Ce dossier décrit la face cachée du monde du livre dans 19 pays : Burkina Faso, Bénin, Côte d’Ivoire, Mali, Niger, Sénégal, Togo, Guinée Conakry, Cameroun, Gabon, République du Congo (Brazzaville), République démocratique du Congo (Kinshasa), République Centrafricaine, Tchad, Rwanda, Burundi, Djibouti, Madagascar et Maurice (certains pays font l’objet d’analyses partielles). De brefs coups de projecteurs éclairent le lecteur de la situation des autres pays d’Afrique, notamment de l’Est et du Sud.

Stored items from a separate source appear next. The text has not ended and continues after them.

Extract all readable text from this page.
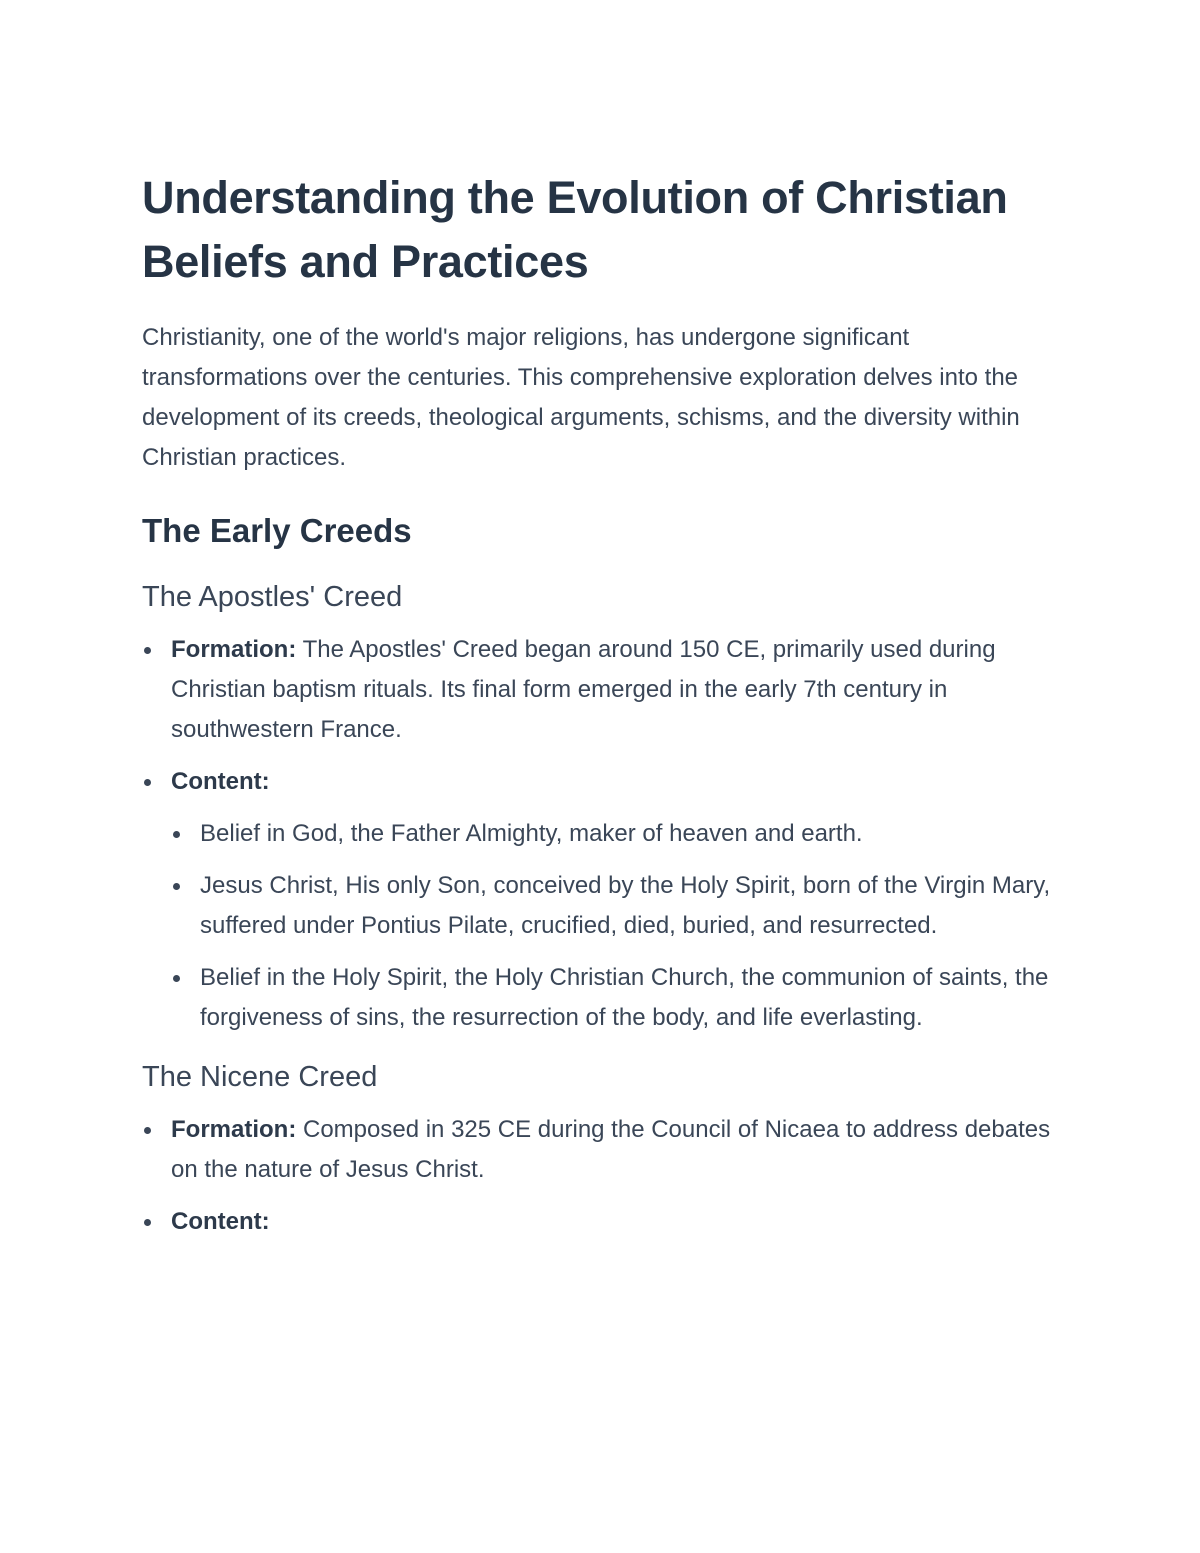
Understanding the Evolution of Christian Beliefs and Practices

Christianity, one of the world's major religions, has undergone significant transformations over the centuries. This comprehensive exploration delves into the development of its creeds, theological arguments, schisms, and the diversity within Christian practices.

The Early Creeds
The Apostles' Creed
Formation: The Apostles' Creed began around 150 CE, primarily used during Christian baptism rituals. Its final form emerged in the early 7th century in southwestern France.
Content:
Belief in God, the Father Almighty, maker of heaven and earth.
Jesus Christ, His only Son, conceived by the Holy Spirit, born of the Virgin Mary, suffered under Pontius Pilate, crucified, died, buried, and resurrected.
Belief in the Holy Spirit, the Holy Christian Church, the communion of saints, the forgiveness of sins, the resurrection of the body, and life everlasting.
The Nicene Creed
Formation: Composed in 325 CE during the Council of Nicaea to address debates on the nature of Jesus Christ.
Content:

Nous essayons de faire émerger les causes plutôt que les conséquences de ce soi-disant non développement du livre édité en Afrique. Car l’édition africaine existe, malgré des contextes nationaux et internationaux souvent hostiles du point de vue des politiques menées. Les lecteurs et lectrices sont de plus en plus nombreux et demandeurs de livres à un prix d’achat correspondant à leur niveau de vie. La demande dépasse l’offre.
Plus nous avancions dans nos recherches, plus la réalité complexe de ce monde nous est apparue durement. Nous, passionnées du livre, avions la prétention de raconter cette histoire actuelle, mais le passé est venu nous raconter la sienne violemment. Nous demandons donc aux lecteurs leur indulgence car tout ne peut être dit en 150 pages et seulement trois mois de travail.
Nous avons essayé d’être » objectifs » même si parfois le découragement, la colère, l’incompréhension ou l’enthousiasme nous guettaient. Nous n’avons pas eu le temps de parler du livre dans certains pays d’Afrique, ni de l’édition en langue arabe, et de bien d’autres sujets encore, comme par exemple l’histoire du livre (4) sur ce continent, et nous le regrettons. Si bien que comme l’a écrit un de mes amis : » Il n’y aura jamais de dernier mot
« .
1. Paroles de liberté en terres d’Islam, éditions Charles Léopold Mayer, éditions de l’Atelier, 2002.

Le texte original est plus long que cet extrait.